表情は想い人のことで切なさを滲ませていた。
「優‥とは誰のことでしょうか?」
レイアは首を傾けてリゼを見た。
リゼは左右に首を振って応えた。
「私もよく知りません‥でも‥貴族様だと思います。‥姉さんのことを今まで面倒を見ていてくれた人です」
レイアは口に手を当て驚愕の表情を浮かべた。
貴族に見染められるということは早々あることではない。
「‥凄い‥いいお姉さんですね」
普通であれば貴族に娶られた時点でその後の人生の幸福は約束されたも同然のものになる。

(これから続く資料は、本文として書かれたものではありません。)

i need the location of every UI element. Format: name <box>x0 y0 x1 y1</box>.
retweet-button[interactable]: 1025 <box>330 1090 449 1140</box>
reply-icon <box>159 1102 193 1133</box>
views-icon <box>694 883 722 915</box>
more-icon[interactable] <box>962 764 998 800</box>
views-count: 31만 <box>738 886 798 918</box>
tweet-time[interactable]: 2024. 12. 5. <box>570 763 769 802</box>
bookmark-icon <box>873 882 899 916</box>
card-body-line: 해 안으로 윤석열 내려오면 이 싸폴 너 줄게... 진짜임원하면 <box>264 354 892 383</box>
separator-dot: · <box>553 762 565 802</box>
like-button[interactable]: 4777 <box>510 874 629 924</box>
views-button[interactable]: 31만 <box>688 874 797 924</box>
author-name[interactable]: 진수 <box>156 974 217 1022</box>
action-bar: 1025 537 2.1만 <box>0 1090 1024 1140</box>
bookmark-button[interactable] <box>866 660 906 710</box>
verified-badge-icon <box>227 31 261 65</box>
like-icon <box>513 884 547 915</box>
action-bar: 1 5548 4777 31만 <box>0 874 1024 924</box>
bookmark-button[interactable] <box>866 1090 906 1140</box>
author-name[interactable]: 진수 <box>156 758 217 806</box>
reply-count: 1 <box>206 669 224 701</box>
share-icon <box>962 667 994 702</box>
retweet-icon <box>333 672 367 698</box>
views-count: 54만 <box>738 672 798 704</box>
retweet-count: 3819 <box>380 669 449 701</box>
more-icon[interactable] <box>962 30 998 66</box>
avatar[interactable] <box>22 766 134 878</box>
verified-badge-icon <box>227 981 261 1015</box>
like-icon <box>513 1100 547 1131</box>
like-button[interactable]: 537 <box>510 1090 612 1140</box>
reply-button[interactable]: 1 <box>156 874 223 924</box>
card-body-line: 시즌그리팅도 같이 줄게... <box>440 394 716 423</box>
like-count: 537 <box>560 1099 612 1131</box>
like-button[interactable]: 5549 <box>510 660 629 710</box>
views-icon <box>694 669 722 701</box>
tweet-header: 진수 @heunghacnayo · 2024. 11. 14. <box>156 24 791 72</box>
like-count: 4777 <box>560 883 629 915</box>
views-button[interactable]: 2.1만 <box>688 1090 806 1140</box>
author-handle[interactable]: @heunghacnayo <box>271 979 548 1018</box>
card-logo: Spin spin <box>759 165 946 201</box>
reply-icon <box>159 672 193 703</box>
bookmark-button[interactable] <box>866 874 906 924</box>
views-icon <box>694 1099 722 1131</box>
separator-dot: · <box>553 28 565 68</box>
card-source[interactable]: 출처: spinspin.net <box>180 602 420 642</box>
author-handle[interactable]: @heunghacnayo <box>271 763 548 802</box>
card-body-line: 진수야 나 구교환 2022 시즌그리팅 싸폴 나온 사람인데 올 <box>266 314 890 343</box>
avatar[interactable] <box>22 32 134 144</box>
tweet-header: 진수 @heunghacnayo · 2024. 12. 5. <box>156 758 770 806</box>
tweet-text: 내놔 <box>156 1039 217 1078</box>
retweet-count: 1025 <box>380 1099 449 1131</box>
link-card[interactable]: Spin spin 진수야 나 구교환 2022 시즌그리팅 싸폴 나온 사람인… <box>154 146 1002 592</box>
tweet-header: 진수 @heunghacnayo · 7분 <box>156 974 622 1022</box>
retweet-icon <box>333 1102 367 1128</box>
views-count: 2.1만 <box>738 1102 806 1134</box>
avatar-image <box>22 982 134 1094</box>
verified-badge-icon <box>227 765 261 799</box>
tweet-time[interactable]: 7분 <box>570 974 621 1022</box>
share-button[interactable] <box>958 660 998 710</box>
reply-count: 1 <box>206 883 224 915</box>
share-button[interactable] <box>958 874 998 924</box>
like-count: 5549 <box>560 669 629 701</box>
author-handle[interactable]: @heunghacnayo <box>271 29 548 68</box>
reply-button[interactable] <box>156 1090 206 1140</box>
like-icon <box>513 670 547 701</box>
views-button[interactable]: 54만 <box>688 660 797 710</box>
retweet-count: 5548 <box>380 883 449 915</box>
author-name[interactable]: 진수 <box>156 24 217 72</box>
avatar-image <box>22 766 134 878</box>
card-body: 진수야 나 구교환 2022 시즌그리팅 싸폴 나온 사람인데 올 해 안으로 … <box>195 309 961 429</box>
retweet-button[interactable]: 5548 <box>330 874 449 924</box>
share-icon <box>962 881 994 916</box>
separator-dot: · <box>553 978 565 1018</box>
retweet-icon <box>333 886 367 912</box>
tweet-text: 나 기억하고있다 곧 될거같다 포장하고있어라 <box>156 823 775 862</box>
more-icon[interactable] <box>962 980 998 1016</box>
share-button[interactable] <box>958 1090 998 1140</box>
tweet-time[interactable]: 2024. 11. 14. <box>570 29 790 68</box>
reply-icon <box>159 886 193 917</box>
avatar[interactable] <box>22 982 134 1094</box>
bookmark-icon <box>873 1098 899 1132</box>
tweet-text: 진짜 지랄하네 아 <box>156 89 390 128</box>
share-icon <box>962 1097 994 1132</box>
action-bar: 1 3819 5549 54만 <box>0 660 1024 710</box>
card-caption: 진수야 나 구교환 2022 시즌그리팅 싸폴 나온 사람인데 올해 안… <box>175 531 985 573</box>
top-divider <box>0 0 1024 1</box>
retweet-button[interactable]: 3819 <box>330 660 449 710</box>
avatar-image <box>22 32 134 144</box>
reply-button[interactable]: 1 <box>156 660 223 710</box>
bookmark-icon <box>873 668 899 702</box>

しかし、リーナはその未来を捨てて自らリゼの所へと戻ってきたのだ
「‥ええ、本当に‥でも‥」
リゼの続く言葉はレイアにはわかった。
レイアは柔らかい微笑を浮かべてリゼに言った。
「いいのよ‥わたしがなんとかします」
レイアの儚さが込められた微笑を向けられてリゼは罪悪感で心が痛んだ。
レイアが毎日頭を下げてお金を恵んでもらっていることをリゼは知っていた。
ここに住まう子供達は日々の糧を得るために遊ぶ時間の余裕もなく働いていた。
「‥ありがとうございます」
感謝よりも罪悪感に押し潰されて眦に涙を滲ませてリゼは頭を深く下げた。
レイアは微笑みを浮かべたままリゼの頭をその胸に抱きしめた。
リゼは驚きの表情を浮かべてレイアを見上げた。
「レイアさん‥」
レイアは聴いた者に安らぎを与える声で言った。
その端正な顔立ちが相まりまるで女神のようだった。
「あなたはわたしの大切な家族なのですから何も心配することはありませんよ」
リゼは嬉しさから表情を崩して大粒の涙を流す。
レイアには返しきれ無い恩ができてしまった。
それを自分の力では何も返すことができないリゼは申し訳ない気持ちで胸が一杯だった。
「でもッでもッ‥、わたしレイアさんに迷惑かけてばかりでッ」
リゼは涙を流して叫ぶ。
その姿はあまりに健気でレイアは心が熱くなるのを感じた。
「ふふ‥そんなこと気にする必要はありません。子が親に頼るのは当然のことです。あなたはいつも独りで何事も抱え込んでしまう悪いところがありますよ」
リゼは甘えるようにレイアの胸に顔を埋めた。
レイアは目を細めて優しくリゼの頭を撫でた。
二人は暫くの間本当の親子のように抱き合ったままだった。